Is AI better At Art Than Us?

I know time progresses, but knowing it is happening and actually seeing it in real time happening are two different things. I don't like it. All the time. I guess. In the sense of it moving too fast. Though, there are many pleasurable moments to distract from our limited moments here. 

 

Something that's progressing rather quickly is Artificial Intelligence.

 

Can AI take over a human writer? No. I don't think so. Can they be good, or better, in some ways? Yes. Heck yes. I think the argument is akin to paper books and the Kindle (or any e-book reader, to certain degrees).

 

The e-book reader has fancy functions like holding more data (books). It can organize those books in easy-access folders and shelves. It can make reading more fun in some respects.

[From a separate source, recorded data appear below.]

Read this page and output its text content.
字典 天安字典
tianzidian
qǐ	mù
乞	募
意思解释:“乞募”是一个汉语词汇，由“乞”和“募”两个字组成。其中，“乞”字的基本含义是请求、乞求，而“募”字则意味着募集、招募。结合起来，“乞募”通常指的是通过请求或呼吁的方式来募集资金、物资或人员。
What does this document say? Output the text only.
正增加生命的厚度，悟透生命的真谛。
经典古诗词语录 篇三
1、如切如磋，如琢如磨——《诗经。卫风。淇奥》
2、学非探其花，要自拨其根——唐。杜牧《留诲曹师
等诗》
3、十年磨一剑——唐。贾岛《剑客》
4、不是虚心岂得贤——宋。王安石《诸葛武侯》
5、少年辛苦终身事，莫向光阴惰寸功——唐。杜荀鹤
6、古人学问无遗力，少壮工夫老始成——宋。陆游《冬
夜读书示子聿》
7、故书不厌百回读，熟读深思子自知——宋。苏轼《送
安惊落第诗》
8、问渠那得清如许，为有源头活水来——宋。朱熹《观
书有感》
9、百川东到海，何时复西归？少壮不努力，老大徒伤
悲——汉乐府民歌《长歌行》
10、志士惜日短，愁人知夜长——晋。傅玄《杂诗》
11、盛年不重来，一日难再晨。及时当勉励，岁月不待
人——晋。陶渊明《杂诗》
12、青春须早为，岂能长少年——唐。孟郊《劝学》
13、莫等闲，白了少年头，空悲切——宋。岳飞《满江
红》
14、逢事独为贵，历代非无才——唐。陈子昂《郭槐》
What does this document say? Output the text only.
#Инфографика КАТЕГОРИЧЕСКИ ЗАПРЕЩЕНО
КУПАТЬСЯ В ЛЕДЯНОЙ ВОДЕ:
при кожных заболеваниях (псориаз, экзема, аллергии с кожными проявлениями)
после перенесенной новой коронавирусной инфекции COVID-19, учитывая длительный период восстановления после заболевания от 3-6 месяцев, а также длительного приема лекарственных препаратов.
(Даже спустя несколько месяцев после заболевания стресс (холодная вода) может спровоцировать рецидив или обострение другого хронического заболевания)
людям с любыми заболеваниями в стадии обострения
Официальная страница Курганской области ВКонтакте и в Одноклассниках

And the biggest thing for me is the built-in dictionary. This is a big feature. Saves you from having to pick up a big clunky dictionary and search for a word which can be done in seconds on the device. Is it superior? In some ways. Is it better?

 

Now that is the question.

 

Both are similar--AI and the move to electronic books. I don't think AI will take over the creativity of humans, though. The errors are what sets things apart. Sometimes a mistake can turn out to be an important part of an art piece. Whatever that art piece may be; writing; painting; sketching; music; videos. And on. It adds character. Sure, AI can learn to replicate those errors, and at a certain point in the future may be able to do it well. But I think it will be discernible with a trained eye. And those without that eye will feel something is off with the content. Of course, this AI art can be a separate art form in itself. But it won't take over.

 

These are my current opinions, of course. And they may change over time. People may change over time, as well. In fact, they will. Society. They may get used to the AI art to the point where human art feels weird. Ancient. Older folks see the youth and their music of today and think back to their music of yesteryear. Which at that time was alien to their parents. New things usually seem strange. Then you get used to it. 


But like paper books and e-books, there's just something a book does when you pick it up and open it and see all those words on the pages that is fundamentally different. The smell, the look, the feel. It's all there. History. A sense of us. Time. And I don't think AI can take that away.